The top doors have elaborate pierced iron hinges and latches with plush backing. The plush has now faded to a mottled gold colour. The reproducer, horn neck, turntable, on/off/brake levers and winding handle all have a "hammered" iron finish. The bedplate is in the normal black japanned finish. The patent plate is stamped SPECIAL in place of the normal model type. Access to the motor is via a flap at the rear. The base of the motor compartment is latticed, allowing sound to emerge downwards as well as through the cloth-backed frieze panel. The two record compartments, with 80 and 69 slots respectively, have felt-covered divisions, with ivorine index labels below. A roof-mounted light is provided in both compartments.
An Edison Company publication, Edison and Music, which describes the Art Model range accompanies the phonograph as does an Edison record cleaning pad with the printed inscription in Dutch Eigen Edison is Goudwaard (Your own Edison is worth gold).
Thomas Edison always considered his 1877 invention of the Phonograph as his favourite, and up to the early 1900s so did the rest of the world. However, by 1910, competition from the disc-playing gramophones from companies such as Victor/HMV and Columbia were threatening Edison and his cylinder-playing phonograph. The patent situation in America barred Edison from manufacturing a lateral cut record and equivalent machine, even if he had wanted to, so the natural step was to substitute the cylinder with the more convenient disc for vertical recordings. The disc format had been mooted by Edison as early as 1877 during the first experiments with the repeating telegraph which led to the Phonograph.
The machine with which Edison finally responded in 1912 was the Diamond Disc Phonograph and the records known as Diamond Disc Re-Creations. The machines were not cheap; the standard range was priced from $60-450, but in 1916 the company introduced the Art Model range. These carried the same mechanisms as the "Official Laboratory Models" (the machines priced at $250 and up) but were housed in made-to-order period style cabinets of impressive size and quality. They were priced between $1,200 and a staggering $8,320. The top two were both of the French Gothic style and were exact replicas of famous pieces of furniture. Research has shown that perhaps only one or two of these were made for display at the official unveiling at the Ritz-Carlton Hotel in New York in 1916. From then on they were dubbed the "millionaires' phonographs". This period in America was the end of the "Gilded Age" when the so-called Robber Barons were scouring Europe for antiques to furnish their lavish new mansions, not only on Park Avenue and in Newport, but also Detroit and Des Moines. Indeed, what better to furnish a chateau-style residence than a phonograph in a French Gothic cabinet?
In the end the Art Model range was not a success--the First World War and the introduction of Income Tax was not conducive to such extravagences. The Art Models are discussed in detail in George Frow's book The Edison Disc Phonographs. These machines were the largest and most expensive phonographs of the acoustic period , with both Victor and Columbia keeping most of their top-of-the-range models in the $1,000-$2,000 bracket.

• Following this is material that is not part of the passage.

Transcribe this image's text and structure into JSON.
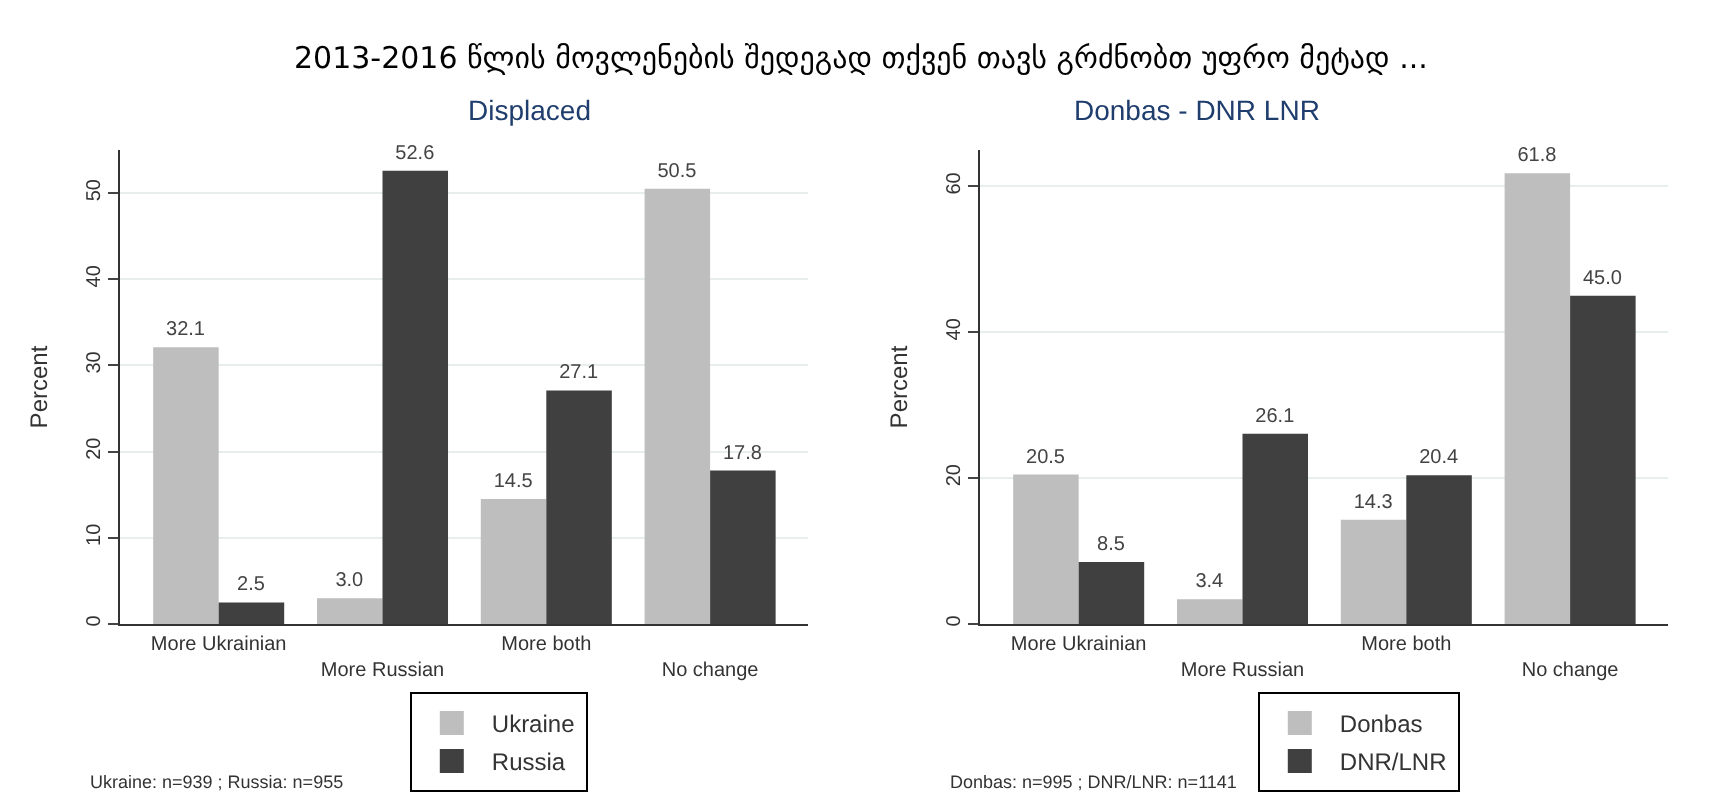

This example was the second most expensive of the range at $5,295 (in 1920). The serial number, 1001, suggests that this was the first and only one made. Surprisingly, the owner was not an American millionaire, but Edison's Dutch agent, H.W.K. de Brey. Heer de Brey was in the timber trade in the Far East and met Thomas Edison while touring America in 1920. Edison was obviously impressed by this successful young man (who probably showed the 'hustle' Edison was so fond of) and offered him exclusive rights to market the Diamond Disc range in Holland and the Dutch colonies. He opened his Kunstzaal Edison in The Hague in 1922 and followed with shops in Rotterdam and Amsterdam. It was for the opening of the Amsterdam shop in Leidschestraat that the machine was sent from the factory in New Jersey in November 1924. Its huge size (7½ feet wide) ensured its prominence in the showroom and de Brey purchased the machine for 10,000 Guilders (about $3,816, presumebly the wholesale price) from a slightly reluctant Edison and made it a permanent feature. It has remained in the family since that time.